10 Reasons To Run Squamish 50 Every Year

This year made my 3rd year in a row running a distance in the Squamish 50 series. My love affair with the Squamish 50 began when I signed up for my first trail race, the 50km option, in 2013. The following year would see me attempting and finishing my first 50 miler and this year I chose the 50km option once again.

What exactly is it about this race that keeps me coming back for more? Here are 10 of my favourite things about this race and reasons why you should put this race on your yearly schedule.

1.Finish line hugs.
The race director, Gary Robbins, actually waits at the finish line both days to congratulate every single runner that comes across the finish line with a hug (he might even let you tousle that glorious beard, if that’s your kind of thing). Don’t be surprised either if random runners are coming up to you to hug you, high five and give you a job well done. There is just a lot of love going around at the finish line of this race!

A runner coming in for the finish line hug.

A runner coming in for the finish line hug. Photo Credit: Brian McCurdy

2. Singletrack trail for miles upon miles.
The course has been designed to contain at least 85% beautiful forest singletrack.This is trail running at it’s best!

3. Running in a rainforest.
That’s right, this isn’t just any forest we are running through. This is Pacific Northwest Rain Forest which means there are giant cedar and hemlock trees, ferns filling the forest floor and moss a colour of green you wouldn’t believe. It’s vibrant, it’s humid and the air is filled with the scent of wet earth and vegetation.

Catching the photographers eye.

Catching the photographers eye. Photo Credit: Brian McCurdy

4. Bouncing across wooden mountain bike bridges.
Did you know that almost all of the trails in Squamish have generously been created by the SORCA (Squamish Off Road Cycling Association) mountain biking community and do you know what mountain bikers love? Wooden bridges! Funny because trail runners love them too. The short ones curve steeply requiring you to pay extra attention to your footing and the longer ones bounce with each step which means the bridge rises up to meet your foot at each placement.

Long wooden bridges.

Long wooden bridges. Photo Credit: Brian McCurdy

5. Salty potatoes.
This might not sound like a big deal or even that tasty. But run 23 km (14 miles), 50 km (31 miles) or 80 km (50 miles) on a warm August day and tell me that the starchy, salty, melt in your mouth potato doesn’t hit the right spot.

6. High fives everywhere.
I like to think that trail runners are a different breed of runner. They are friendlier, more excitable and more willing to have a chat on the trail. So be prepared for a lot of cheering while out on the course and get your hands prepped for a gratuitous amount of high fiving!

7. Hurts so good.
The course is tough, it’s technical and it makes you earn every single step to the finish line, but I promise you that you will love it!

Trail motivation.

Trail motivation. Photo Credit: Brian McCurdy

8. You can never get lost.
Well ok technically you could get lost, but only if you decided to run with your eyes closed! This course has a 60 second flag rule, meaning that whether you are walking or running you will see a course marker every 60 seconds. This leaves you to focus purely on running and getting your aim on point for passing high fives, because let’s be honest nobody appreciates a weak high five.

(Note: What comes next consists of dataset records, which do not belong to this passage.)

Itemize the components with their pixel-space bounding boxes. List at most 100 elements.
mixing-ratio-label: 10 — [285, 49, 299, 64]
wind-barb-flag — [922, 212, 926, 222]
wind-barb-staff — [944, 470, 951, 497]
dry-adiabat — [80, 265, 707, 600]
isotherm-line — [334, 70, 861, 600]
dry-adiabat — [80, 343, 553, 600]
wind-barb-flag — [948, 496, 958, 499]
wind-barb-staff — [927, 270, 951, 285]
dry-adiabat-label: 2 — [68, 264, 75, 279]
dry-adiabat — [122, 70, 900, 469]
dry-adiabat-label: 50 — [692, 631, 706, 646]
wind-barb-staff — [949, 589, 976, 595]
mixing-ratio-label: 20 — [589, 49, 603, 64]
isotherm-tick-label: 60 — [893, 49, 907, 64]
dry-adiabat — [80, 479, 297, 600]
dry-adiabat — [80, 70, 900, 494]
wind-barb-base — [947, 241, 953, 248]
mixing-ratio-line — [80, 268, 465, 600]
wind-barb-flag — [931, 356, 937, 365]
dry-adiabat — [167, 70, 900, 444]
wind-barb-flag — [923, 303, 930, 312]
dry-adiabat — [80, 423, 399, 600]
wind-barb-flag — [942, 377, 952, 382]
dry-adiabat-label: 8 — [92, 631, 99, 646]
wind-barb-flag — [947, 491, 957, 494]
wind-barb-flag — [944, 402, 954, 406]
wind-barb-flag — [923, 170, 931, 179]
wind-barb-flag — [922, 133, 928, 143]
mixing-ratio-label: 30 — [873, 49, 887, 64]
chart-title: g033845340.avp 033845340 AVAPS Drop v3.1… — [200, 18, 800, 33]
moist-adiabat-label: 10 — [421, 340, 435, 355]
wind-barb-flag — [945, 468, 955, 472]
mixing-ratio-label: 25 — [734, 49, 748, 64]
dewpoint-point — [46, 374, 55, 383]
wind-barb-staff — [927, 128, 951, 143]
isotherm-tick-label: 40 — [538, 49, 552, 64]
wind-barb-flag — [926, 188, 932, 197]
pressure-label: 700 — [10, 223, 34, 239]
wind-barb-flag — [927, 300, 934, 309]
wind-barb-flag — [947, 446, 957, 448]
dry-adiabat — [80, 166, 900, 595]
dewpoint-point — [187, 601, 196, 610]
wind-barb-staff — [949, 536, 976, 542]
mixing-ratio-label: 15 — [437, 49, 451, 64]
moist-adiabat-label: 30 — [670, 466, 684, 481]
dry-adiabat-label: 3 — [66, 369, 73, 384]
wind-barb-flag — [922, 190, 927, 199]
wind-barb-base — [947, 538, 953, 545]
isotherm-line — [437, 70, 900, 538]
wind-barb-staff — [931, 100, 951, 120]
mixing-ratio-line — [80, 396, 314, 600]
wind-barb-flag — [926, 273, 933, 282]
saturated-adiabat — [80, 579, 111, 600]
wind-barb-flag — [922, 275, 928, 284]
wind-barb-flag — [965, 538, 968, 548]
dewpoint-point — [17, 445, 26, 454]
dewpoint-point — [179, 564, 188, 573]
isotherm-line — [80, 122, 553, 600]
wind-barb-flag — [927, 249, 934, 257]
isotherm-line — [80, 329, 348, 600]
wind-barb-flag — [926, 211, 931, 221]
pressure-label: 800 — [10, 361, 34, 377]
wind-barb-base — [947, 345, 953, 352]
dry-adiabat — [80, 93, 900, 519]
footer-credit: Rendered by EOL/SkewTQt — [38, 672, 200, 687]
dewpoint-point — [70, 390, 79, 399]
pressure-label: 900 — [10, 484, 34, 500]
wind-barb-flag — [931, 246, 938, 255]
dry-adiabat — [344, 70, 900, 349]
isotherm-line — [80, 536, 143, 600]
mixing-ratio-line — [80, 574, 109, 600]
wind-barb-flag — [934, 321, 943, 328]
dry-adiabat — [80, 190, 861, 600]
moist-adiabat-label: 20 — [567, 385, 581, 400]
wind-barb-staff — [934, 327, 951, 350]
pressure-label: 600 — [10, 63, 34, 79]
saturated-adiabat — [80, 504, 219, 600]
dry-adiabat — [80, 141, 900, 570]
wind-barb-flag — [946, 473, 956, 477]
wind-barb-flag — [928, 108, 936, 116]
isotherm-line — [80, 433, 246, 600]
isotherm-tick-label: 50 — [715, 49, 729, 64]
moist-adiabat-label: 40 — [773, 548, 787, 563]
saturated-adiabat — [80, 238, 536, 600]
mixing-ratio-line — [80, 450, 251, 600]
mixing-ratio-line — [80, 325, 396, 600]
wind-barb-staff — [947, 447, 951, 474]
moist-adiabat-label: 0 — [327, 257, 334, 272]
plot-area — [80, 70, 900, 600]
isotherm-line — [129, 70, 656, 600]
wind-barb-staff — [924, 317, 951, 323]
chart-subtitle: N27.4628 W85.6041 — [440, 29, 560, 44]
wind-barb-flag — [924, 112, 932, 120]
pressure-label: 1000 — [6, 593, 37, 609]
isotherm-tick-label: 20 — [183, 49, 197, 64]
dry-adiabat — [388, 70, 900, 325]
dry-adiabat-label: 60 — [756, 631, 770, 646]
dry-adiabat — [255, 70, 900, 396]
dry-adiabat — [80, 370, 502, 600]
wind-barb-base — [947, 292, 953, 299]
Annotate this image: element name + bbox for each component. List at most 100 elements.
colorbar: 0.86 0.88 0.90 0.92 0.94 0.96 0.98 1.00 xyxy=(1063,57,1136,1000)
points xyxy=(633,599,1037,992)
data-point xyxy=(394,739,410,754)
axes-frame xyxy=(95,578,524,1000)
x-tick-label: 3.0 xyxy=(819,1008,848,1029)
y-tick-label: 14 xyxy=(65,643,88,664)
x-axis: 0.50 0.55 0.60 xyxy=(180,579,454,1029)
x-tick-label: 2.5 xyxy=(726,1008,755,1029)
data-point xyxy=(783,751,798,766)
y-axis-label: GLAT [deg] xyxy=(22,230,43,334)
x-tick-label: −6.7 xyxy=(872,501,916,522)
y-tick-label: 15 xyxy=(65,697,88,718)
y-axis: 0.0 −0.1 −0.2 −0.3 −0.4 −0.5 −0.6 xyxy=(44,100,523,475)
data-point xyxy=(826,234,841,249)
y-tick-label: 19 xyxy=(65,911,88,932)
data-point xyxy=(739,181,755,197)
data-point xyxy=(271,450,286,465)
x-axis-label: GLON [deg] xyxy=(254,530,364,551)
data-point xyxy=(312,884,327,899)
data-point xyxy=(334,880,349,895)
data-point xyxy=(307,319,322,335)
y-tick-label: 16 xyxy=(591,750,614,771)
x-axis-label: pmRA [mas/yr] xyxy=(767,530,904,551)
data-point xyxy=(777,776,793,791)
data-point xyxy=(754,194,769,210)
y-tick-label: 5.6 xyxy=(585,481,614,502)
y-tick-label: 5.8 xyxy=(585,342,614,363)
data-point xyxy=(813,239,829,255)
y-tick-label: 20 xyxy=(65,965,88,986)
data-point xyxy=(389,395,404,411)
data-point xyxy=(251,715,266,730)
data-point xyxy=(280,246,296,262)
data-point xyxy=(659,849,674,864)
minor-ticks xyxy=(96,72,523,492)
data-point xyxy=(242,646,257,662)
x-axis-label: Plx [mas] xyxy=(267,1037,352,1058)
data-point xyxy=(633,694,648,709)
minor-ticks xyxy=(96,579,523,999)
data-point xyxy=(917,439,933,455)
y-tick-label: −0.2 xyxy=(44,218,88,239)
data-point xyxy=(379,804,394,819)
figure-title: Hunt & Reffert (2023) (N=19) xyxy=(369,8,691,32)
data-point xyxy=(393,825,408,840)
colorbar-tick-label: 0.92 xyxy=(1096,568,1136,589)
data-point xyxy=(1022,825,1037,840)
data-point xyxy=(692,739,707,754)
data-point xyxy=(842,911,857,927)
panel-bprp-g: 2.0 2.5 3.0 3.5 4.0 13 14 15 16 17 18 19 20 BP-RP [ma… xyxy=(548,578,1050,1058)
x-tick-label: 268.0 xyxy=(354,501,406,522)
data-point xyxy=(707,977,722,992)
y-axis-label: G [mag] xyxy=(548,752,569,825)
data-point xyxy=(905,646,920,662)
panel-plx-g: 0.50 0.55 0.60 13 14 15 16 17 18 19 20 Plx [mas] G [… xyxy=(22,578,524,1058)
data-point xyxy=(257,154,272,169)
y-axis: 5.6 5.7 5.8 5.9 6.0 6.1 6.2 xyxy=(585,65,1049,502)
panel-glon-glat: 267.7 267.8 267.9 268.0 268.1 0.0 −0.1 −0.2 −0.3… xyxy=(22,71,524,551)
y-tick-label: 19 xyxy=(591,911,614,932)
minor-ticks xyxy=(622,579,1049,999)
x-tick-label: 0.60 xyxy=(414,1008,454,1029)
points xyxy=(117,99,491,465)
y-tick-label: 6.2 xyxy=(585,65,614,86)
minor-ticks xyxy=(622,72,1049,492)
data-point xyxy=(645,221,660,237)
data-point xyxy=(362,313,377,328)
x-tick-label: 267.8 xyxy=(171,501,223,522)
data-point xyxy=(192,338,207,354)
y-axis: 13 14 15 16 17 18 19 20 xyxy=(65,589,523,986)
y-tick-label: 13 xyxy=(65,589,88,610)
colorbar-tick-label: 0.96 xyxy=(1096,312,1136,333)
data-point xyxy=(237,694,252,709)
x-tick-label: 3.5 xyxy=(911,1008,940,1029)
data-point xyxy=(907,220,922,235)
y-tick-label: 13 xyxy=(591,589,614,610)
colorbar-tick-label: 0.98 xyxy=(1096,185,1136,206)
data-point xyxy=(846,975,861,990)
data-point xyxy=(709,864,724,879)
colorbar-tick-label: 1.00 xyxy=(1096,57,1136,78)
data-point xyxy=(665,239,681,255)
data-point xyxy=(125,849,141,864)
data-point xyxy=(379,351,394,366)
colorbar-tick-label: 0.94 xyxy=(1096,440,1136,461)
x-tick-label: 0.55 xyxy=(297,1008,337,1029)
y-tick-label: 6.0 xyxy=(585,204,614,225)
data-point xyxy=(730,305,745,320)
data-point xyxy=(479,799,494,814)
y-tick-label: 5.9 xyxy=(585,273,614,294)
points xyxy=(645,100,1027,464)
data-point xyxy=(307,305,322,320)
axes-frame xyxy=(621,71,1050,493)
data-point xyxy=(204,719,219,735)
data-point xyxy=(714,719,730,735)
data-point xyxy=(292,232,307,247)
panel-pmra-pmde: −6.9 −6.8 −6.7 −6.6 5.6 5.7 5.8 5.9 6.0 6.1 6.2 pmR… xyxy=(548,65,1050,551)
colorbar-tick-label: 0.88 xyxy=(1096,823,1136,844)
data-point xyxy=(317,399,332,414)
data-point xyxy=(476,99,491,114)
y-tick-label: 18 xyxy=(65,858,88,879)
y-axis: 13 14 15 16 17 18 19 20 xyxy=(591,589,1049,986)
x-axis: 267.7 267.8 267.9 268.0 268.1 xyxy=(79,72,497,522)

9. The race day photographer may be a ninja.
When you have your head down, gritting your teeth to get up that hill and when you least expect it you will see a smile behind a giant lens pop up out of the ferns in front of you. This in turn will force you to try to run and a smile will form from your gritted teeth, after all you want to make sure that there is proof that you actually ran this thing. Oh and ninja’s are cool.

Smile for the camera!

Smile for the camera! Photo Credit: Brian McCurdy

10. Overall buzz from the day.
The stoke surrounding this race is palpable and I am pretty sure it actually has the same effectiveness as taking at least 3 gels. It will fuel you for at least half of the race so enjoy the ride, but don’t forget to take some actual gels too, stoke doesn’t actually contain substantial calories.

There you have it. My top ten reasons why I love this race, in no particular order of course, but I think 1 & 10 might be my favourite.

Will I see you out there August 2016?

Photo Credit: Brian McCurdy Photography

Author: Spring McClurg

I moved to B.C. with my husband in 2010 after spending 6 years living abroad in Ireland. Originally from a small town in Alberta that was minutes away from the Rockies, I always knew I would return to the mountains one day. I love spending as much time as I can in the mountains, whether it be mountaineering, rock climbing or simply running on the backcountry trails. I love to challenge myself and seek out new experiences.